My parents married in 1953 and chose Bermuda as the destination of their honeymoon. Like many folks of their era, they came back with souvenirs from their dream vacation. In my parents’ case, they returned with the pregnancy of my older sister, and a souvenir LP by The Esso Steel Band.
The Esso Steel Band began in 1942 as The Tripoli Steel Band which was named for the “Marine’s Hymn” (“On the shores of Tripoli”), and beginning in 1951 the group was led by Hugh Borde.
The steel pan as an instrument rose out of the poorest sections of Trinidad where discarded oil barrels were fashioned into musical instruments, affording the natives an artistic outlet. Once the sound caught on, it became central to the annual Carnival celebration where musicians competed for supremacy on the instruments.

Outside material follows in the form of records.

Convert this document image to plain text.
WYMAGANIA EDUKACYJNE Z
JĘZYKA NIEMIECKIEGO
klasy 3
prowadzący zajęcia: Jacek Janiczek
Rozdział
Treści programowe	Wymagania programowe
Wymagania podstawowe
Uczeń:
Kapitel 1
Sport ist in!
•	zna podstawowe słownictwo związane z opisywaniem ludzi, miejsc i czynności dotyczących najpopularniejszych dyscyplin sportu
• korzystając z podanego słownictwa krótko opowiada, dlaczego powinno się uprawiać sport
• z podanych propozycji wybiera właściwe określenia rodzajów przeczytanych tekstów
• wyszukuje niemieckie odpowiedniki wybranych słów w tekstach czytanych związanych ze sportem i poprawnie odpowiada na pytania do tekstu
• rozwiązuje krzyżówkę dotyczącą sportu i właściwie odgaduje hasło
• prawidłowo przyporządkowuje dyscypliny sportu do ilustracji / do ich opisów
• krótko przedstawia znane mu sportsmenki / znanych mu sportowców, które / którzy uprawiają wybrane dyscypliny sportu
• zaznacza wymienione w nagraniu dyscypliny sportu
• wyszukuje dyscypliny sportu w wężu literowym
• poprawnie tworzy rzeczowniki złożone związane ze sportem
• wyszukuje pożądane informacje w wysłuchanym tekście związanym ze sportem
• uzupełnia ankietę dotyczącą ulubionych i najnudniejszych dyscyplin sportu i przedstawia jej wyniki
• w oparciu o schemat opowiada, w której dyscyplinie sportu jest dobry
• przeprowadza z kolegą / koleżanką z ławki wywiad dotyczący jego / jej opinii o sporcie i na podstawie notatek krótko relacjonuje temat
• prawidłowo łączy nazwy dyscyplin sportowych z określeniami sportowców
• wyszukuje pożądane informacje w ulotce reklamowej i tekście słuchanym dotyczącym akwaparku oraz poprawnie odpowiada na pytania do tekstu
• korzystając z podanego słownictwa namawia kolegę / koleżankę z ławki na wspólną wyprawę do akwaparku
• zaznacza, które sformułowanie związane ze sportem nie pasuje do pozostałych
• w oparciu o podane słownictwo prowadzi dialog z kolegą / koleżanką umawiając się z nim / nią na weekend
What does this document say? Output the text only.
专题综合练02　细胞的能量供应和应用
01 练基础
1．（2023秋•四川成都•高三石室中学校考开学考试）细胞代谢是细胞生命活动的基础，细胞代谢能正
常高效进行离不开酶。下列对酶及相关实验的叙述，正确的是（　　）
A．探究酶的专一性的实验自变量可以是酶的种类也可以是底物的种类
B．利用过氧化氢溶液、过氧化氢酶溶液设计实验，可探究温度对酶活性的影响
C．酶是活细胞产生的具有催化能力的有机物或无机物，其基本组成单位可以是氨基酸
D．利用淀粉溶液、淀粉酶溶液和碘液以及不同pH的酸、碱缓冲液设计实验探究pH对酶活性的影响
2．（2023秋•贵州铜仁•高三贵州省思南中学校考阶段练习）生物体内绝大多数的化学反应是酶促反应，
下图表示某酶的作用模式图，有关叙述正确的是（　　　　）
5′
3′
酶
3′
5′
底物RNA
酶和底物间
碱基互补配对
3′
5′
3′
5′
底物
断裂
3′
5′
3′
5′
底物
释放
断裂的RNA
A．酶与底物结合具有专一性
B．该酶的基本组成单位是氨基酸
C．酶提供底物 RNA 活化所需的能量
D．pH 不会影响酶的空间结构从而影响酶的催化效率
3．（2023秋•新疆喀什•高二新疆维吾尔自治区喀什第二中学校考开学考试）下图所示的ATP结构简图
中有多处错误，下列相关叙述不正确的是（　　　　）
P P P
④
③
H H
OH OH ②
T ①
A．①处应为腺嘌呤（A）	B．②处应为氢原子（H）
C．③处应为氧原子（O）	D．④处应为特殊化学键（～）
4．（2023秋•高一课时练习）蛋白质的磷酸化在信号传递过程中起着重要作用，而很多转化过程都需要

In 1964, the Tripoli Steel Band won the first official Steel Band competition, and the following year, the Esso Oil Company (later Exxon) agreed to sponsor the group which took on the name of The Esso Tripoli Steel Band which was later shortened to The Esso Steel Band.
By 1967, the group was 27 strong and toured the world on Esso’s dime playing at Montreal’s Expo World’s Fair. After Esso dropped sponsorship of the group, they toured for several years as part of Liberace’s show and recorded a Grammy-winning album called Liberace Presents the Trinidad Tripoli Steel Band.
In 1971, Van Dyke Parks rediscovered them and took them into the studio to record an album for Warner Bros. Records including covers of then-current pop songs including Simon & Garfunkel’s “Cecilia,” The Jackson Five’s “I Want You Back” and today’s Song Of The Day, The Kinks’ “Apeman.”
The group splintered in 1976 after Borde relocated his family to the United States, however a new version of the group was organized by Borde’s son Emile, recording the album Momentum in 1985. The group performed well into the 2000s.
Most recently, Parks had the group re-record the song “Aquarium” from the 1971 Warner album for his latest release Songs Cycled.